The biomineralized radular teeth of chitons are known to consist of iron‐based magnetic crystals, associated with the maximum hardness and stiffness of any biomineral. Based on our transmission electron microscopy analysis of partially mineralized teeth, we suggest that the organic matrix within the teeth controls the iron oxide nucleation. Thus, we used Nano‐LC‐MS to perform a proteomic analysis of the organic matrix in radular teeth of the chiton Cryptochiton stelleri in order to identify the proteins involved in the biomineralization process. Since the genome sequence of C. stelleri is not available, cross‐species similarity searching and de novo peptide sequencing were used to screen the proteins. Our results indicate that several proteins were dominant in the mineralized part of the radular teeth, amongst which, myoglobin and a highly acidic peptide were identified as possibly involved in the biomineralization process.
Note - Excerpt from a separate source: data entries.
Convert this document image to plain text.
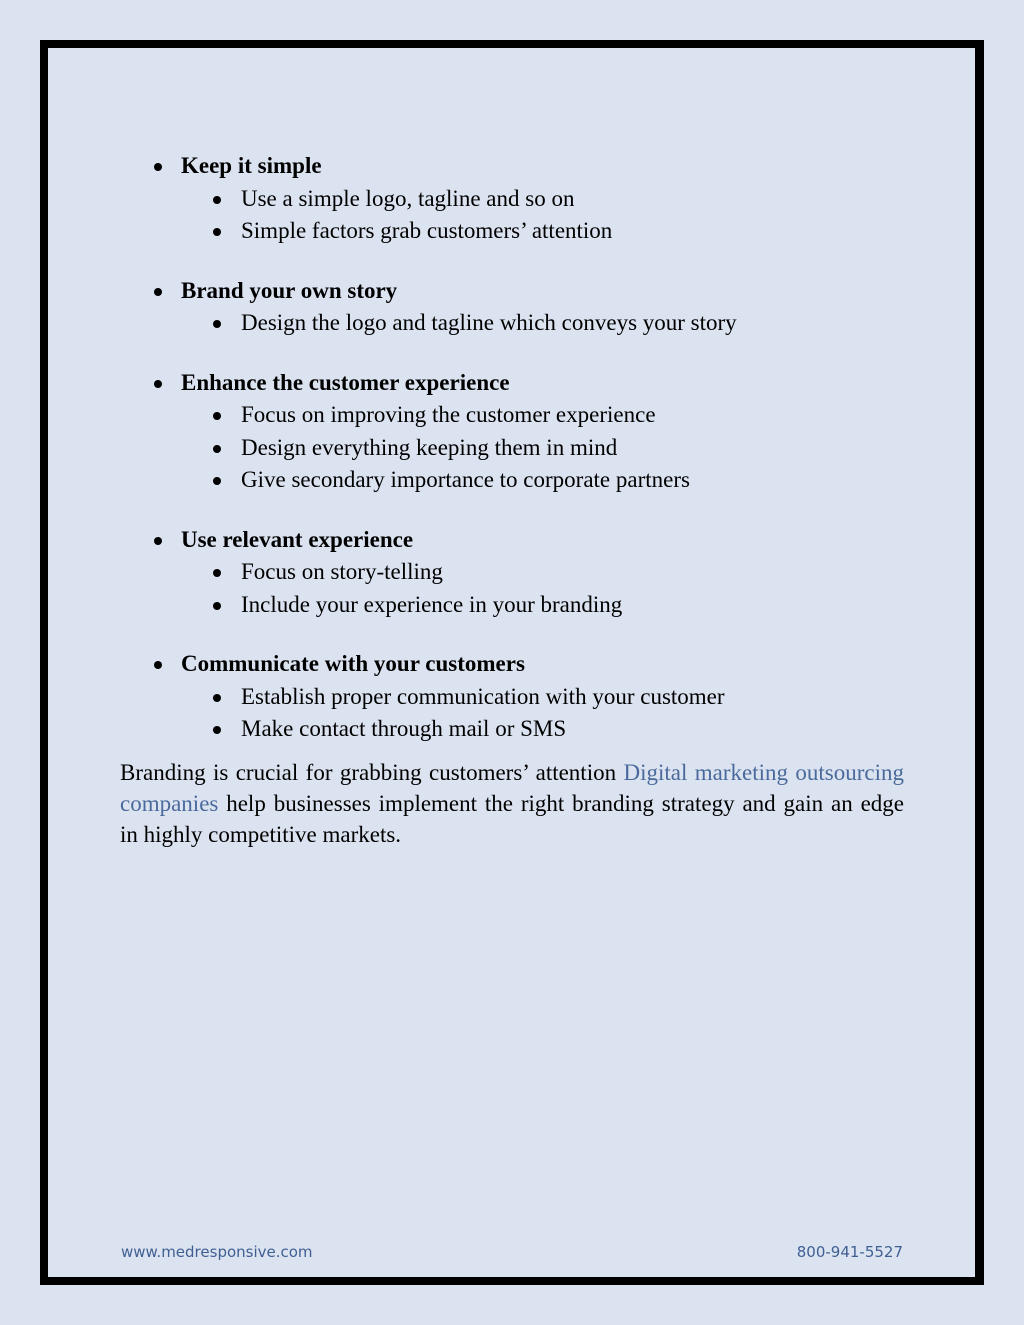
Keep it simple
Use a simple logo, tagline and so on
Simple factors grab customers’ attention
Brand your own story
Design the logo and tagline which conveys your story
Enhance the customer experience
Focus on improving the customer experience
Design everything keeping them in mind
Give secondary importance to corporate partners
Use relevant experience
Focus on story-telling
Include your experience in your branding
Communicate with your customers
Establish proper communication with your customer
Make contact through mail or SMS

Branding is crucial for grabbing customers’ attention Digital marketing outsourcing companies help businesses implement the right branding strategy and gain an edge in highly competitive markets.

www.medresponsive.com	800-941-5527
Identification of a frustule-associated protein of the marine pennate diatom Fistulifera sp. strain JPCC DA0580

Among the proteins localized on the cell wall (frustule) of diatoms (frustule-associated proteins), several proteins tightly associated with the cell wall have been implicated in frustule formation. These proteins include diatom-specific unique serine- and lysine-rich sequences represented by silaffins. Taking advantage of available genome information, we used a recently described bioinformatics approach to screen silaffin-like proteins rich in serine and lysine from the genome of the marine pennate diatom Fistulifera sp. strain JPCC DA0580 and identified 7 proteins. All of the proteins shared a sequence motif called the XGXG domain, which was also confirmed in a silaffin-like protein identified in other diatoms. In vivo localization analysis revealed that one of the identified proteins, G7408, occurs throughout the frustule with a slightly uneven distribution. This novel frustule-associated protein could be a useful tool to elucidate the mechanism of biosilica formation in diatoms and to functionalize this strain for future biotechnological applications.